I walked to St. Paul's. Looks like a Christo, in common with many European buildings. I went inside and hung out in the vestibule, sinceI really didn't want to pay 9 pounds to look at yet another old building when most of them are free. There's a sign asking visitors to respect the church...and they're charging admission????? What would Jesus do or say???

A girl bounced a red and white soccer ball along the black and white tiles. I didn't say anything but must have looked severe, because she stopped and aologized to me. Ha.

Rita Mae Brown wrote, "I pray for chance magnificence."

Once again luck attends me. The St. Paul's Tube station is closed, so I walk east toward the next one. I pass a closed sidewalk where a movie's being filmed. Not, unfortunately, Harry Potter, but something called Highway Robbery.

I continue down the block toward a small church. It's St. Mary-le-Bow, home of the famous Bow Bells. Designed by Wren, it was destroyed during WW2 and rebuilt according to his specs. It's a lovely little church, creamy walls and columns, a sky-blue barrel ceiling, with gilded rosettes and wood trim.

And the choir is rehearsing. They're magnificent.

I thought I'd go to Greenwich this afternoon, but I have no impulse to move.
When I go to the Bank tube, there's a sign to Leadenhall Market, which I remember is the site of the filming of Diagon Alley, so I walk there. It's dead, like everywhere in the City of London on weekends and at night.

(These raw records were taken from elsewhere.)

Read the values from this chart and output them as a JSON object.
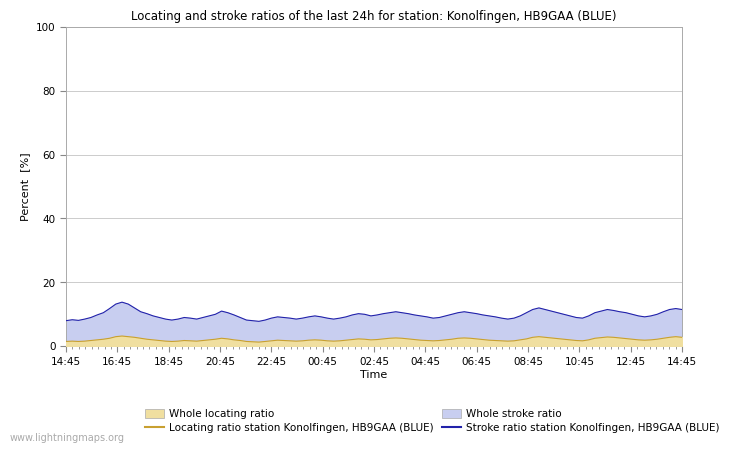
{
  "title": "Locating and stroke ratios of the last 24h for station: Konolfingen, HB9GAA (BLUE)",
  "ylabel": "Percent  [%]",
  "xlabel": "Time",
  "ylim": [
    0,
    100
  ],
  "yticks": [
    0,
    20,
    40,
    60,
    80,
    100
  ],
  "xtick_labels": [
    "14:45",
    "16:45",
    "18:45",
    "20:45",
    "22:45",
    "00:45",
    "02:45",
    "04:45",
    "06:45",
    "08:45",
    "10:45",
    "12:45",
    "14:45"
  ],
  "background_color": "#ffffff",
  "plot_bg_color": "#ffffff",
  "grid_color": "#cccccc",
  "fill_locating_color": "#f0dfa0",
  "fill_stroke_color": "#c8cef0",
  "line_locating_color": "#c8a030",
  "line_stroke_color": "#2222aa",
  "watermark": "www.lightningmaps.org",
  "legend_labels": [
    "Whole locating ratio",
    "Locating ratio station Konolfingen, HB9GAA (BLUE)",
    "Whole stroke ratio",
    "Stroke ratio station Konolfingen, HB9GAA (BLUE)"
  ],
  "stroke_ratio": [
    8.0,
    8.3,
    8.1,
    8.5,
    9.0,
    9.8,
    10.5,
    11.8,
    13.2,
    13.8,
    13.2,
    12.0,
    10.8,
    10.2,
    9.5,
    9.0,
    8.5,
    8.2,
    8.5,
    9.0,
    8.8,
    8.5,
    9.0,
    9.5,
    10.0,
    11.0,
    10.5,
    9.8,
    9.0,
    8.2,
    8.0,
    7.8,
    8.2,
    8.8,
    9.2,
    9.0,
    8.8,
    8.5,
    8.8,
    9.2,
    9.5,
    9.2,
    8.8,
    8.5,
    8.8,
    9.2,
    9.8,
    10.2,
    10.0,
    9.5,
    9.8,
    10.2,
    10.5,
    10.8,
    10.5,
    10.2,
    9.8,
    9.5,
    9.2,
    8.8,
    9.0,
    9.5,
    10.0,
    10.5,
    10.8,
    10.5,
    10.2,
    9.8,
    9.5,
    9.2,
    8.8,
    8.5,
    8.8,
    9.5,
    10.5,
    11.5,
    12.0,
    11.5,
    11.0,
    10.5,
    10.0,
    9.5,
    9.0,
    8.8,
    9.5,
    10.5,
    11.0,
    11.5,
    11.2,
    10.8,
    10.5,
    10.0,
    9.5,
    9.2,
    9.5,
    10.0,
    10.8,
    11.5,
    11.8,
    11.5
  ],
  "locating_ratio": [
    1.5,
    1.6,
    1.5,
    1.6,
    1.8,
    2.0,
    2.2,
    2.5,
    3.0,
    3.2,
    3.0,
    2.8,
    2.5,
    2.2,
    2.0,
    1.8,
    1.6,
    1.5,
    1.6,
    1.8,
    1.7,
    1.6,
    1.8,
    2.0,
    2.2,
    2.5,
    2.3,
    2.0,
    1.8,
    1.5,
    1.4,
    1.3,
    1.5,
    1.7,
    1.9,
    1.8,
    1.7,
    1.6,
    1.7,
    1.9,
    2.0,
    1.9,
    1.7,
    1.6,
    1.7,
    1.9,
    2.1,
    2.3,
    2.2,
    2.0,
    2.1,
    2.3,
    2.5,
    2.6,
    2.5,
    2.3,
    2.1,
    1.9,
    1.8,
    1.7,
    1.8,
    2.0,
    2.2,
    2.5,
    2.6,
    2.5,
    2.3,
    2.1,
    1.9,
    1.8,
    1.7,
    1.6,
    1.7,
    2.0,
    2.3,
    2.8,
    3.0,
    2.8,
    2.6,
    2.4,
    2.2,
    2.0,
    1.8,
    1.7,
    2.0,
    2.5,
    2.7,
    2.9,
    2.8,
    2.6,
    2.4,
    2.2,
    2.0,
    1.9,
    2.0,
    2.2,
    2.5,
    2.8,
    3.0,
    2.8
  ]
}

I tube to Oxford Circus, an utter contrast since it's in the middle of the main shopping district of London and always crazy-crowded. I stop at the waterstone bookstore to hang out.

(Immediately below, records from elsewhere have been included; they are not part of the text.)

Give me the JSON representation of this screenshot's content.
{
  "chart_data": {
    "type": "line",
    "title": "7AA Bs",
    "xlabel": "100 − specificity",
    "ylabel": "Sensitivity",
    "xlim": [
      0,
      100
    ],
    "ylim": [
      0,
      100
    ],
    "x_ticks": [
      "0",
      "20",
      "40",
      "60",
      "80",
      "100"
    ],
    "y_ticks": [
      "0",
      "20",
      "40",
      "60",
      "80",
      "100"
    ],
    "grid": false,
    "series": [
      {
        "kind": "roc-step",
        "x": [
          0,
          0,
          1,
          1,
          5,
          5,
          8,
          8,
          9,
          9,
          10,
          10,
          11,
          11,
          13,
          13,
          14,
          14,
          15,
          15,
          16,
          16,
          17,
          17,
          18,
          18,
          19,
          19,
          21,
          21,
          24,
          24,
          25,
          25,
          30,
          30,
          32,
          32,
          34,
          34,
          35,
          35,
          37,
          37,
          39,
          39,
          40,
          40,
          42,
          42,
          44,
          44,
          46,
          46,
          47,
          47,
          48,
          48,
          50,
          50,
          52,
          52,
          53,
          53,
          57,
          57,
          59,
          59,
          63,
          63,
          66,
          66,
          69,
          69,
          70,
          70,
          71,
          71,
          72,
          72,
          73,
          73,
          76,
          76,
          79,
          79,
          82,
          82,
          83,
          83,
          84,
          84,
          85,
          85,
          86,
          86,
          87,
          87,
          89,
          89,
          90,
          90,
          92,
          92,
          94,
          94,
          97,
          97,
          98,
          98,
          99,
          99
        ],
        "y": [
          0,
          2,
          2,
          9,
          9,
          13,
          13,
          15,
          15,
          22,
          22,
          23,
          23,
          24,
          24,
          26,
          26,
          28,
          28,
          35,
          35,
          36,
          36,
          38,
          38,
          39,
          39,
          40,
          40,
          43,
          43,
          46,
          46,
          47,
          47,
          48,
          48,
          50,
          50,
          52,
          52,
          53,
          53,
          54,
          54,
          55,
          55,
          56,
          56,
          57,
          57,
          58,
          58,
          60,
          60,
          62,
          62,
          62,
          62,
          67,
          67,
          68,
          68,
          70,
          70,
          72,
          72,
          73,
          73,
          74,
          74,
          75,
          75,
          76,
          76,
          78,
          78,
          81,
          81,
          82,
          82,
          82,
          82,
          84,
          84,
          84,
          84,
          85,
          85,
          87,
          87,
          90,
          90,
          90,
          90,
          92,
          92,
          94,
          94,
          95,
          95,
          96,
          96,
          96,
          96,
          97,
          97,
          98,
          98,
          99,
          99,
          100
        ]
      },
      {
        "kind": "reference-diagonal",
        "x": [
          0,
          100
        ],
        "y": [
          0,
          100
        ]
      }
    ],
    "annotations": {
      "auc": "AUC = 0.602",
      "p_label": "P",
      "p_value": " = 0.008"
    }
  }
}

Altogether a really really nice day.

29 October--Sunday

Kew Gardens today--sunny and mild. A lovely day, but I find myself tired of the manicured perfection of London's parks and gardens. I long for the wild places ofthe earth.

30 Oct--Monday

Worked a bit doing promo in the morning, then headed for Greenwich. Even before I get there I'm tired from all the walking I've been doing, since I decided to walk through the City along the way just to see if it was anymore lively on a weekday. There were a few more people on the streets, but Leadenhall was still dead...odd...a place like that in Caalifornia would be busy no matter what the hour or the day. Heck, it's a shopping mall, right???

Train trip from Bank to Maritime Greenwich followed by fish and chips. The trip uneventful but interesting. Lots of Thames, wharf, canal action.

I'm not blown away by Greenwich. I've discovered that despite my love of the Regency era I don't care for the neoClassic architecture of the day, which was the norm for England for a couple of centuries, includng the era during which most of Greenwich's large public buildings were designed.

I'm writing this in the Planetarium sky show and it's really disappointing. I was expecting something terrific like the shows you can see at Griffith Park in La, but instead it's really cheesy and corny. I don't learn much...it's oriented to children--stupid uninformed children, which annoys me since right now most kids are in school and the vast majority of people in the show are adults...no doubt they feel they're being talked down to as much as I do. These folks need to put on separate shows for kids.

Sooooo...I did Greenwich. Nice town, good fish and chips but the sights, while interesting, left me unmoved. A lot of the sights were closed, including the most interesting parts of the Royal Observatory. Great views of London, though, and a peek into an estate agent's window revealed that bGreenwich is almost affordable.